What was not virtuous about the rest of Doctor Sleep was, well, everything else. I am going to list these flubs in chronological order as to when they happened in the film so as to hopefully make it clearer. Hopefully. As already mentioned, there are no clues given as to why he decided to make a change in his life, other than he woke up next to a woman with a baby he did not realize was there? I mean, this happened but the connection to his revelation was buried. Nor did I understand why he ended up in the town in New Hampshire to which he traveled. It was as if he got on a random bus and just got off wherever his whimsy took him. He then runs into one of the most generous men in cinematic history, Billy Freeman (Cliff Curtis), who pays Dan’s first two week’s rent and takes him to AA meetings. Billy later helps Dan (because Billy “sees people,” whatever that means) to drive all the way to Iowa to dig up a dead body, and then agrees to commit murders once they get back. These killings, by the way, come after the movie has set up some pretty interesting psychic powers. But nope! Dan, Billy, and Abra set up a trap for the bad guys that involves a dumb gun battle. And yet they were so freaked out by Abra’s powers like she could twist them into pretzels with her mind, or turn them into babbling adult-babies. Instead, they shoot at each other.

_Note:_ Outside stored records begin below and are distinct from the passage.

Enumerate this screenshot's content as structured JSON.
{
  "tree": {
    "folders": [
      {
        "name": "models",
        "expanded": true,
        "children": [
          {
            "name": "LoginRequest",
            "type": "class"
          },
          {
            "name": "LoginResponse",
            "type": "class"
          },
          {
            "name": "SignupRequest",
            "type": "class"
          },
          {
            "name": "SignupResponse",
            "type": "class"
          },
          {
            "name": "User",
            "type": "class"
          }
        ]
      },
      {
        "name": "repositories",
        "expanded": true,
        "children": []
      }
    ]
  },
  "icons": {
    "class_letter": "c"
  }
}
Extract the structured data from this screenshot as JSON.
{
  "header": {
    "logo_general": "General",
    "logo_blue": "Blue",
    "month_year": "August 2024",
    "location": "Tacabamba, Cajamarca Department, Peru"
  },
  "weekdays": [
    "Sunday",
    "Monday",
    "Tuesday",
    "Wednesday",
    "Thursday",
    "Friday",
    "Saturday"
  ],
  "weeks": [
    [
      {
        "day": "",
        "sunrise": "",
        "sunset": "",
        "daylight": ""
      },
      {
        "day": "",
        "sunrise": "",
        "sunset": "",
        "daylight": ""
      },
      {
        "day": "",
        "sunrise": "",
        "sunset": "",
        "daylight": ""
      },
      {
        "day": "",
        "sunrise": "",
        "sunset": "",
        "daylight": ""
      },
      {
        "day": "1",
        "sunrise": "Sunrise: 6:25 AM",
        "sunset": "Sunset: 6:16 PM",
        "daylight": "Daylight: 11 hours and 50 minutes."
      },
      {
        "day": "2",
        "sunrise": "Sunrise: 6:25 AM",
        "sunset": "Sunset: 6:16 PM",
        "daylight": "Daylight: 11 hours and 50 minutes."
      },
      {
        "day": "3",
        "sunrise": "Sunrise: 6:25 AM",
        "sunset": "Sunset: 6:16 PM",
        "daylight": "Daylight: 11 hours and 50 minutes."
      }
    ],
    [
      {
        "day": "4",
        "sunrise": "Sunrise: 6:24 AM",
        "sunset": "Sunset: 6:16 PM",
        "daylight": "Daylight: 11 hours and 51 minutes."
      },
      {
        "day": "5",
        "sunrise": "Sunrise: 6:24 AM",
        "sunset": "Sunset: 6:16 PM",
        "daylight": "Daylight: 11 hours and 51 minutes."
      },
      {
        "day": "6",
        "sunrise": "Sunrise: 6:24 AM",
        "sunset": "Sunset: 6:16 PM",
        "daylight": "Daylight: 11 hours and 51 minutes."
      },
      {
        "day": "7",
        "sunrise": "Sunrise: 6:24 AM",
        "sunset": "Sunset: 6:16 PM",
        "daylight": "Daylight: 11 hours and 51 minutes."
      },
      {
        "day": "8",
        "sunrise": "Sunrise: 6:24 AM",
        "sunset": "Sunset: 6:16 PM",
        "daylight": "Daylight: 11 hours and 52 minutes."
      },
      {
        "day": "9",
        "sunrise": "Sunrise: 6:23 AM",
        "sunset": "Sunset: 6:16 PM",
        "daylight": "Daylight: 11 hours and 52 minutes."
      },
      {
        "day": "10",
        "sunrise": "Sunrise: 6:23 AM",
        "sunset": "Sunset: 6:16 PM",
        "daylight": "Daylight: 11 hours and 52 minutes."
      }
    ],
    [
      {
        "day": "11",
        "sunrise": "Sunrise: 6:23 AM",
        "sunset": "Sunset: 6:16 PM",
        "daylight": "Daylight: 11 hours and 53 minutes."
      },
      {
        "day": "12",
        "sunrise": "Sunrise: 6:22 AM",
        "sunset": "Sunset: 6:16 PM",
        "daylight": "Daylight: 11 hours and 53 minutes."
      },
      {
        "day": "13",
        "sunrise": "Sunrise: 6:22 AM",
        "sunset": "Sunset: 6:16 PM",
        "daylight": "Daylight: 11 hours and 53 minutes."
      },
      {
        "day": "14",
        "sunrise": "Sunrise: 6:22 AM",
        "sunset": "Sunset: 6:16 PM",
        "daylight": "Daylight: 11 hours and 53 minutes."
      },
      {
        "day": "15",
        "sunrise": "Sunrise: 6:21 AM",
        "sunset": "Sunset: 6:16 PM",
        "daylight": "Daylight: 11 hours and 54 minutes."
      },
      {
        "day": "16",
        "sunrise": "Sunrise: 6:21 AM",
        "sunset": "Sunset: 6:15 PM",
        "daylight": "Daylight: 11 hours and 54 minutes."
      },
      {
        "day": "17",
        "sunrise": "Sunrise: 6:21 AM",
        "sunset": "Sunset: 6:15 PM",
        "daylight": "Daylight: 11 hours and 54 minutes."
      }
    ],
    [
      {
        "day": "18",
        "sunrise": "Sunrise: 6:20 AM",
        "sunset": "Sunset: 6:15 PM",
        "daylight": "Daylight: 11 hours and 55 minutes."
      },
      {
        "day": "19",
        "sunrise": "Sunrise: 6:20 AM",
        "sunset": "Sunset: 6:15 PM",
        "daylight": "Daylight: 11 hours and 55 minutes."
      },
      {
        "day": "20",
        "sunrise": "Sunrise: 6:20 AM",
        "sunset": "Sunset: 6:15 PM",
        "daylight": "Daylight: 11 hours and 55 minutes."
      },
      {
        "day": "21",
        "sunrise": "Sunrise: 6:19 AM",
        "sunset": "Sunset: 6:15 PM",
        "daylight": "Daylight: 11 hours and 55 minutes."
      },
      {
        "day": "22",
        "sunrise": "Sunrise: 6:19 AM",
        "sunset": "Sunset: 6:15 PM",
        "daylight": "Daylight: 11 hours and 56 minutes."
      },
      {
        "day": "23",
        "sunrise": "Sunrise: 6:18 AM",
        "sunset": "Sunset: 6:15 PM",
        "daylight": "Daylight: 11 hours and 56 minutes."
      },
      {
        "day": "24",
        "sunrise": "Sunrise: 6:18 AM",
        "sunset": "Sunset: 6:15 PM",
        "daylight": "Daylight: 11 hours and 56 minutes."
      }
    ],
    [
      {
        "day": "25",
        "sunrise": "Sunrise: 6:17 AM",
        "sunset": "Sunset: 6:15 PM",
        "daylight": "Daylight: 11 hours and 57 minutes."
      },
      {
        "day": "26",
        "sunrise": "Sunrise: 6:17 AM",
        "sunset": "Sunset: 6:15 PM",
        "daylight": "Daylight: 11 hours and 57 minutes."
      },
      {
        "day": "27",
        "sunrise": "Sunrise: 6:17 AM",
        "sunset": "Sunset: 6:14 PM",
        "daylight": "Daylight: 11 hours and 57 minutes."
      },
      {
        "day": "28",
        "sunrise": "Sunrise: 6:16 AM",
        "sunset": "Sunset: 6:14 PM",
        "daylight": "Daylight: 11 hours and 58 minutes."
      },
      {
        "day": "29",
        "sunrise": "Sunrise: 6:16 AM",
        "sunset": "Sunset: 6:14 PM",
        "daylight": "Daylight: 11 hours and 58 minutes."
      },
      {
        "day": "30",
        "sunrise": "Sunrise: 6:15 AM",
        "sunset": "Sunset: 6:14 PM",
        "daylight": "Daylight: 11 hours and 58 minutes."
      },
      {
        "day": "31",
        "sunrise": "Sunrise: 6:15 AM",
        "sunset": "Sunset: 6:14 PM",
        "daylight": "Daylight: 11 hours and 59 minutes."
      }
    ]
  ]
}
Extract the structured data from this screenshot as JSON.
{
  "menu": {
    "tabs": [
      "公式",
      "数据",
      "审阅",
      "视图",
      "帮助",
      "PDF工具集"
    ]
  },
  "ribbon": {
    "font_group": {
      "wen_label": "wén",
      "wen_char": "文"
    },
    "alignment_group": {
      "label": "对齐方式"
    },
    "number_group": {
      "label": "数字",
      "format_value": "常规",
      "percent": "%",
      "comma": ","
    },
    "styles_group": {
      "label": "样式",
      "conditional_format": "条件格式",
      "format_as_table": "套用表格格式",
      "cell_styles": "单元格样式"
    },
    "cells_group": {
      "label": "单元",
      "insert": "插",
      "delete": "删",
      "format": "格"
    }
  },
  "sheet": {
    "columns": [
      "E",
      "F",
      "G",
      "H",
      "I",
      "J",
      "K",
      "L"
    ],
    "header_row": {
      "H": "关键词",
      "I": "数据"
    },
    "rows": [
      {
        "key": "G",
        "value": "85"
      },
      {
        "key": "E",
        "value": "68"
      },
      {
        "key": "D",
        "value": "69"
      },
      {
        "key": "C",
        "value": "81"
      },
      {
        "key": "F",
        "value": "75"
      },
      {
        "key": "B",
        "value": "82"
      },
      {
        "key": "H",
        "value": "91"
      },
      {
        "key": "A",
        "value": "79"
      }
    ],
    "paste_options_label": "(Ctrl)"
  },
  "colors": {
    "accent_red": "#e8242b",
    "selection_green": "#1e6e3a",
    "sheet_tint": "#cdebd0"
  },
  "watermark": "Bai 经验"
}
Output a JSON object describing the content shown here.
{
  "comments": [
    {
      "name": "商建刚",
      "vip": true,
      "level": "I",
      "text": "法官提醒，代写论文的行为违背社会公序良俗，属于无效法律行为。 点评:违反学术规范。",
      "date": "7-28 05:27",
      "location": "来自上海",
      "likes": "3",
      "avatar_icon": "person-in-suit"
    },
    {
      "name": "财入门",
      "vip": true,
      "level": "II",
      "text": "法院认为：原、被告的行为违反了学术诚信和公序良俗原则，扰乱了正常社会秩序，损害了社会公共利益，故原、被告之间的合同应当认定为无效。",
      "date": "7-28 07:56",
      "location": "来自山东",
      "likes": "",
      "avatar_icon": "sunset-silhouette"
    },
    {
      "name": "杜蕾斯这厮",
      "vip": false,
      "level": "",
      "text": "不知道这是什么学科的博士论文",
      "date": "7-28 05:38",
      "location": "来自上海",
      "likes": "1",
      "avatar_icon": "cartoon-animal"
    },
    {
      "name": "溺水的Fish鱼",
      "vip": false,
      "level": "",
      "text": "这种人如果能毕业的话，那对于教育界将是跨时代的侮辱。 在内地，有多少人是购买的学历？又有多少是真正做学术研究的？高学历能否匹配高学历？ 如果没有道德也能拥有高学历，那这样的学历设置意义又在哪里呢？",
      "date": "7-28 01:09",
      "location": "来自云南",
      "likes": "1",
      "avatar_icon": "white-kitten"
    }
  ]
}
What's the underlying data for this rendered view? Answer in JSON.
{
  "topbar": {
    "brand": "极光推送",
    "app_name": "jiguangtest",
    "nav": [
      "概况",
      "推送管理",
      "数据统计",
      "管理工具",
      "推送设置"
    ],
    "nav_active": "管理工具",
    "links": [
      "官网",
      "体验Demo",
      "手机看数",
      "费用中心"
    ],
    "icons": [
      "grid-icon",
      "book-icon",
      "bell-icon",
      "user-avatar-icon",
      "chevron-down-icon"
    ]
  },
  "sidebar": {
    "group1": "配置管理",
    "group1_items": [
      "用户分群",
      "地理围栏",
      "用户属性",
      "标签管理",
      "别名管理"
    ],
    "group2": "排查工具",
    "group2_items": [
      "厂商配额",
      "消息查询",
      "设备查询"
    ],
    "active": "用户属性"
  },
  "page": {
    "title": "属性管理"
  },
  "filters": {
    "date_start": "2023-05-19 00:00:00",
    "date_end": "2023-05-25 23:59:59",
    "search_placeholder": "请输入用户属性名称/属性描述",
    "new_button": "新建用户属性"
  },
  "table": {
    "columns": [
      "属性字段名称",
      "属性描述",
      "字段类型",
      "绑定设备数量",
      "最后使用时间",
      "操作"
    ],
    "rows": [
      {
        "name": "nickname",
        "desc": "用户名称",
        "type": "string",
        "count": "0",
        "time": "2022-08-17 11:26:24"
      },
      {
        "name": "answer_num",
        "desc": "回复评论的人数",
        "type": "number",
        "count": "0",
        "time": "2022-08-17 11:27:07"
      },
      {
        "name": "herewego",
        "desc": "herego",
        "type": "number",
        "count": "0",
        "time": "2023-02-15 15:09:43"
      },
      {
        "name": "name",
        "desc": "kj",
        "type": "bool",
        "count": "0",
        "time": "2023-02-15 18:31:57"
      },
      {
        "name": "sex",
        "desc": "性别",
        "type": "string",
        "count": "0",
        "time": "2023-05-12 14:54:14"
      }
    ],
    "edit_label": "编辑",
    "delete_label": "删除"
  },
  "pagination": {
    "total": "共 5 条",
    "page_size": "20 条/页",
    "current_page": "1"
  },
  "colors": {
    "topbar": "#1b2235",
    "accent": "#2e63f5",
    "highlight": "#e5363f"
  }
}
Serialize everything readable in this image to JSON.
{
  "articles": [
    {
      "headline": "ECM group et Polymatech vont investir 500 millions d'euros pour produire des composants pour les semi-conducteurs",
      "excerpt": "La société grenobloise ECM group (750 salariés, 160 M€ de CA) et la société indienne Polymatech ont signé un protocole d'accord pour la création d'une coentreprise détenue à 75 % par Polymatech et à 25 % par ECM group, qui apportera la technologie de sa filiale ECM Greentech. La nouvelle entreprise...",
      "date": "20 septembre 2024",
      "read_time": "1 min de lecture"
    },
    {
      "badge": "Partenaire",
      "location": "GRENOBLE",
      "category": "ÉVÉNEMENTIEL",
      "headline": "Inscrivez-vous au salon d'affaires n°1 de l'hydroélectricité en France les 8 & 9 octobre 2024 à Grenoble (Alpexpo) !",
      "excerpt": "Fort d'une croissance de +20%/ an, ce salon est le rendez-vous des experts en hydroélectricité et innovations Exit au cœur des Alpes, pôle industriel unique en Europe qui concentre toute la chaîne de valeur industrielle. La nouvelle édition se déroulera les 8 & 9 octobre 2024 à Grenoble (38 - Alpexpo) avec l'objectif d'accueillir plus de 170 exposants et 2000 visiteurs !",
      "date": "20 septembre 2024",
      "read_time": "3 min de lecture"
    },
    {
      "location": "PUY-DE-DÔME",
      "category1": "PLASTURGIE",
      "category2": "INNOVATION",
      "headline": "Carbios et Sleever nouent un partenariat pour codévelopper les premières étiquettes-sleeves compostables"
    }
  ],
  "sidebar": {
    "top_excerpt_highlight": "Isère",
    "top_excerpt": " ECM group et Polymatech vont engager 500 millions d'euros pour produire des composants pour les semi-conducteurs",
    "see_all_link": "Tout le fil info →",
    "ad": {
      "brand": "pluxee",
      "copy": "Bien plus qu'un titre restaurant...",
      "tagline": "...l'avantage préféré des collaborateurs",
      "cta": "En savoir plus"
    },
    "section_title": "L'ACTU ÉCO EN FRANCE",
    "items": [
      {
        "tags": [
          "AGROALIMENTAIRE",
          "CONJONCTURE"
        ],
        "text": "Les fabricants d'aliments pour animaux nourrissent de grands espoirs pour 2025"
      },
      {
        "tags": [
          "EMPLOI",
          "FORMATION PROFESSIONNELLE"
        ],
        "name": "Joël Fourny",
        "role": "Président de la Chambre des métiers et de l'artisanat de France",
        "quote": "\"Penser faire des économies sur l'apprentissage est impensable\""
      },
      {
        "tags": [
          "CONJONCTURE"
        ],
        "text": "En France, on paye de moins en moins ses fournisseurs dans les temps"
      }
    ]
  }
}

Because Doctor Sleep sets up this world where there are people with extreme psychic powers, I expected it to stick with that theme instead of resorting to action film high jinks. Doing so would have been in keeping with the spirit of The Shining, which it seemed to be trying to do by borrowing clips, sets, and music from the predecessor. But it was more like, “Hey, remember this better movie? Wasn’t it nice? But guess what? It is now 2019 and we do not do movies like that anymore.” Was it really necessary to have people who, what, eat souls? And that makes them live longer? But also enhances their psychic powers somehow? I had so many questions, and at many points it just seemed like the film was making things up as it went along. A shining example (pun intended) of how disjointed was Doctor Sleep from The Shining was during the climactic sequence, which featured Dan and Abra rather casually driving up to the Overlook Hotel in the middle of winter. In The Shining, Hallorann (Scatman Crothers in 1980) completes this trip at the same time of year only by driving a snowcat (a vehicle that runs on tank treads, by the way) through perilous mountain paths. But apparently an early 2000s Toyota Corolla can accomplish the same thing in Doctor Sleep. In short, very little makes sense here.

Given the source material Doctor Sleep attempted to tap into, there was a real missed opportunity to make a psychological action-thriller, one that would have truly let this stand alone from The Shining in a way that also paid homage to it. Instead, we get a slow moving, horror-lite train wreck that features far too many nude elderly people and the torture and murder of children. But perhaps the best clue as to how skip-able is Doctor Sleep came with the gentleman a couple seats over who snored through most of it. At least, in this way, it lived up to its title.